As long as we keep talking about our “Muslim allies,” we will not talk about the ways to use the ethnic, sectarian, and economic fissures within the camp of Jihad to divide, demoralize, and weaken that camp. And those fissures are so obvious, and presented to us on such an obvious platter in Iraq, that it would be remarkably stupid to ignore them, and even stupider to try to end those fissures, to patch them up, to make Iraq that Light Unto the Muslim Nations it isn’t and never could be. Much the same kind of idiocy occurs elsewhere also — it is manifested by the officials who are hoping to make Indonesia another “model” of what can be done, rather than taking the occasion wherever it presents itself of forcing Muslims to make the connection between their own despotisms and economic paralysis with the nature of Islamic Sharia itself. For it is the encouragement by Islam of the habit of mental submission, and obedience to authority as long as the authority is Muslim, that explains the despotisms, ruthless or quasi-enlightened, that are to be found in all Muslim states save those few that have consciously constrained Islam as a political and social force — such as Turkey, with its systematic series of measures against political Islam, measures known as “Kemalism.”
It is Muslims who, no longer rescued by the Jizyah of Western foreign aid, and with efforts made to limit their returns from oil and gas revenues (which are not economic development, but rather an accident of geology), will have to begin to comprehend that inshallah-fatalism, which comes from Islam (Allah knows best; no one can predict what will happen for it is all in Allah’s hands, etc.), explains the economic stasis that is everywhere evident. Finally, the intellectual, social, and moral failures of Islamic societies is not a matter of genetic makeup but rather of various Islamic teachings. Infidels should cease to help Muslims and cease to pretend that there is nothing about Islam itself that explains their situation. Instead, they should allow the creation of those conditions which will force Muslims to confront the link between these aspects of Islam and the failures of their own societies. Whether they do something about this within Islam or take the route of Ataturk, so as to create a sufficient number of secularists within their societies, is unclear. But at least the Infidels will have seen things clearly and rescued themselves.

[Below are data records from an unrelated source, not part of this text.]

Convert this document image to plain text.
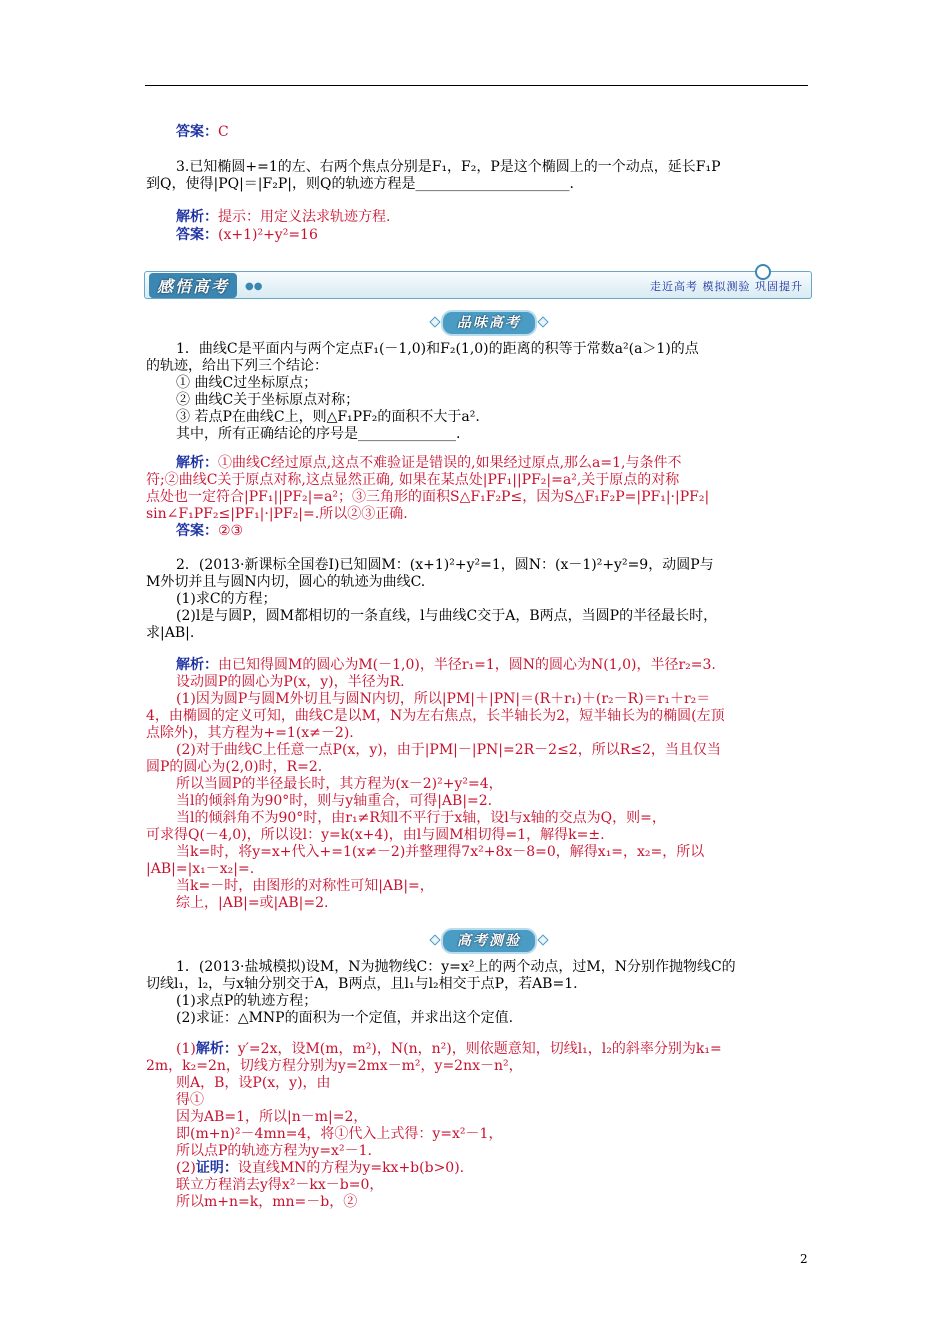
答案：C
3.已知椭圆+=1的左、右两个焦点分别是F₁，F₂，P是这个椭圆上的一个动点，延长F₁P
到Q，使得|PQ|＝|F₂P|，则Q的轨迹方程是______________________.
解析：提示：用定义法求轨迹方程.
答案：(x+1)²+y²=16
感悟高考	●●	走近高考 模拟测验 巩固提升
品味高考
1．曲线C是平面内与两个定点F₁(－1,0)和F₂(1,0)的距离的积等于常数a²(a＞1)的点
的轨迹，给出下列三个结论：
① 曲线C过坐标原点；
② 曲线C关于坐标原点对称；
③ 若点P在曲线C上，则△F₁PF₂的面积不大于a².
其中，所有正确结论的序号是______________.
解析：①曲线C经过原点,这点不难验证是错误的,如果经过原点,那么a=1,与条件不
符;②曲线C关于原点对称,这点显然正确, 如果在某点处|PF₁||PF₂|=a²,关于原点的对称
点处也一定符合|PF₁||PF₂|=a²；③三角形的面积S△F₁F₂P≤，因为S△F₁F₂P=|PF₁|·|PF₂|
sin∠F₁PF₂≤|PF₁|·|PF₂|=.所以②③正确.
答案：②③
2．(2013·新课标全国卷Ⅰ)已知圆M：(x+1)²+y²=1，圆N：(x－1)²+y²=9，动圆P与
M外切并且与圆N内切，圆心的轨迹为曲线C.
(1)求C的方程；
(2)l是与圆P，圆M都相切的一条直线，l与曲线C交于A，B两点，当圆P的半径最长时，
求|AB|.
解析：由已知得圆M的圆心为M(－1,0)，半径r₁=1，圆N的圆心为N(1,0)，半径r₂=3.
设动圆P的圆心为P(x，y)，半径为R.
(1)因为圆P与圆M外切且与圆N内切，所以|PM|＋|PN|＝(R＋r₁)＋(r₂－R)＝r₁＋r₂＝
4，由椭圆的定义可知，曲线C是以M，N为左右焦点，长半轴长为2，短半轴长为的椭圆(左顶
点除外)，其方程为+=1(x≠－2).
(2)对于曲线C上任意一点P(x，y)，由于|PM|－|PN|=2R－2≤2，所以R≤2，当且仅当
圆P的圆心为(2,0)时，R=2.
所以当圆P的半径最长时，其方程为(x－2)²+y²=4，
当l的倾斜角为90°时，则与y轴重合，可得|AB|=2.
当l的倾斜角不为90°时，由r₁≠R知l不平行于x轴，设l与x轴的交点为Q，则=，
可求得Q(－4,0)，所以设l：y=k(x+4)，由l与圆M相切得=1，解得k=±.
当k=时，将y=x+代入+=1(x≠－2)并整理得7x²+8x－8=0，解得x₁=，x₂=，所以
|AB|=|x₁－x₂|=.
当k=－时，由图形的对称性可知|AB|=，
综上，|AB|=或|AB|=2.
高考测验
1．(2013·盐城模拟)设M，N为抛物线C：y=x²上的两个动点，过M，N分别作抛物线C的
切线l₁，l₂，与x轴分别交于A，B两点，且l₁与l₂相交于点P，若AB=1.
(1)求点P的轨迹方程；
(2)求证：△MNP的面积为一个定值，并求出这个定值.
(1)解析：y′=2x，设M(m，m²)，N(n，n²)，则依题意知，切线l₁，l₂的斜率分别为k₁=
2m，k₂=2n，切线方程分别为y=2mx－m²，y=2nx－n²，
则A，B，设P(x，y)，由
得①
因为AB=1，所以|n－m|=2，
即(m+n)²－4mn=4，将①代入上式得：y=x²－1，
所以点P的轨迹方程为y=x²－1.
(2)证明：设直线MN的方程为y=kx+b(b>0).
联立方程消去y得x²－kx－b=0，
所以m+n=k，mn=－b，②
2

And that is the most important thing. We are not here to save the world, but to save ourselves. It is we who are threatened by those instruments of Jihad — Da’wa and demographic conquest and the “money” weapon — that we persist in ignoring, as we clump-clump-clump at great expense into places we did not study sufficiently. And we remain hideously stuck in those places through the sheer obstinacy of this administration that is incapable of admitting it was mistaken, and would rather continue to sacrifice men, money, materiel, on an unproven, sentimental, and by now self-evidently foolish theory about “victory” in Iraq that convinces no one, and in fact, has not even been coherently explained.
For in what would such a “victory” consist? Would it consist of some nation-state, with the Americans still there, keeping Kurds from exiting, defending from attack now the Shi’a, and now the Sunnis? Would it be shown by the presence of American soldiers, under attack but still working away at that ultimate symbol of madness and folly, that 21-building “Embassy Complex,” costing $595 million? It will never be used as an American Embassy in a safe, grateful, friendly Iraq. That is certain — certain to everyone but to those in the Administration who keep building the damn thing. But does anyone speak out about this folly, symbol of all that is crazy in tarbaby Iraq?
Not yet. But they will. And then, for those who continue to believe that the best way to deal with the Jihad is to build up this or that Muslim army or state, to find “friends” and create “models” in the Muslim world while ignoring the real nature of Islam and refusing to pay attention to the demographic problem in Western Europe, the silly cheerleaders for “transformative diplomacy” and the Democracy-Is-On-the-March movement, it will all be over
And that should be the end of sentimentality as state policy.